Water@Wayne Seminar: "Evaluating Uncertainty in Drinking Water Lead and Copper Rule Compliance Assessments"
This event is in the past.
Detroit, MI 48202
RSVP is closed.
The Office of the Vice President for Research is pleased to host the next Water@Wayne seminar on Thursday, February 6, 2020 at 2:30 p.m. to 3:30 p.m. in the Engineering Building, room 1507 (Engineering Development Center). This seminar is free and open to the public; registration is requested.
The Water@Wayne Seminar Series presents "Evaluating Uncertainty in Drinking Water Lead and Copper Rule Compliance Assessments" with Dr. Sara Schwetschenau, post-doctoral research fellow in the Department of Civil and Environmental Engineering, Wayne State University.
Dr. Schwetschenau received her PhD from Carnegie Mellon University in 2019 from the Departments of Engineering & Public Policy and Civil & Environmental Engineering. Her research is focused on long-term planning, decision and policy assessment models for drinking water treatment and distribution infrastructure systems. Prior to her PhD she was a practicing wastewater engineer evaluating and designing advanced nutrient removal plants discharging to the Chesapeake Bay.
Lead is a neurotoxin harmful to human health. Historical use of lead in drinking water service lines and premise plumbing dates back to the early 20th century. At locations where historical lead pipe is still in use, corrosive water conditions may cause dissolution of lead into drinking water conveyed by lead pipes. Water utilities typically manage historical lead materials and mitigate dissolution of lead through the use of corrosion control systems to chemically mitigate lead leaching and lead service line removal programs. The Lead and Copper Rule (LCR), promulgated in 1991, is the primary regulation regulating drinking water lead levels and requires that the 90th percentile of regulatory samples collected have a lead level less than the action level (AL) of 15 ppb. Assessment of LCR compliance is based on a limited number of in-home samples and a single statistic (the 90th percentile). These are limited tools for utilities to understand the variability or uncertainty of lead levels across a large distribution system.

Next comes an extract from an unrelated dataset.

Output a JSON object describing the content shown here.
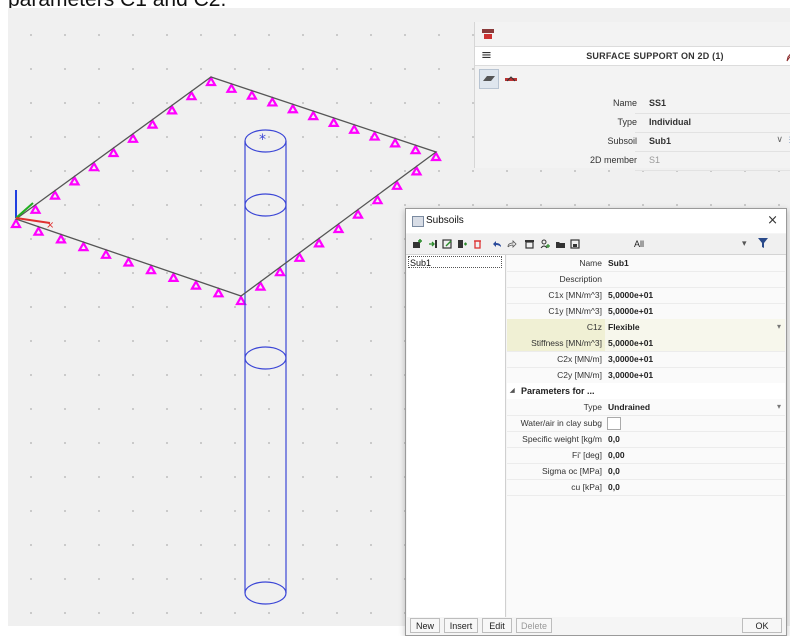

There is a need to evaluate how existing compliance data can be used in conjunction with new analytic methods to assess system wide lead release and improve corrosion control deployment. The present work seeks to evaluate LCR compliance data collected for Southwestern Pennsylvania (a region with existing lead concerns). First, imputation methods are used to estimate values for samples recorded as below the reporting limit. Statistical model fitting and bootstrapping simulation methods are used to quantify the uncertainty associated with median and regulatory 90th percentile estimate. Results will be used to recommend new approaches for utilities to use to improve understanding of current and historical lead release.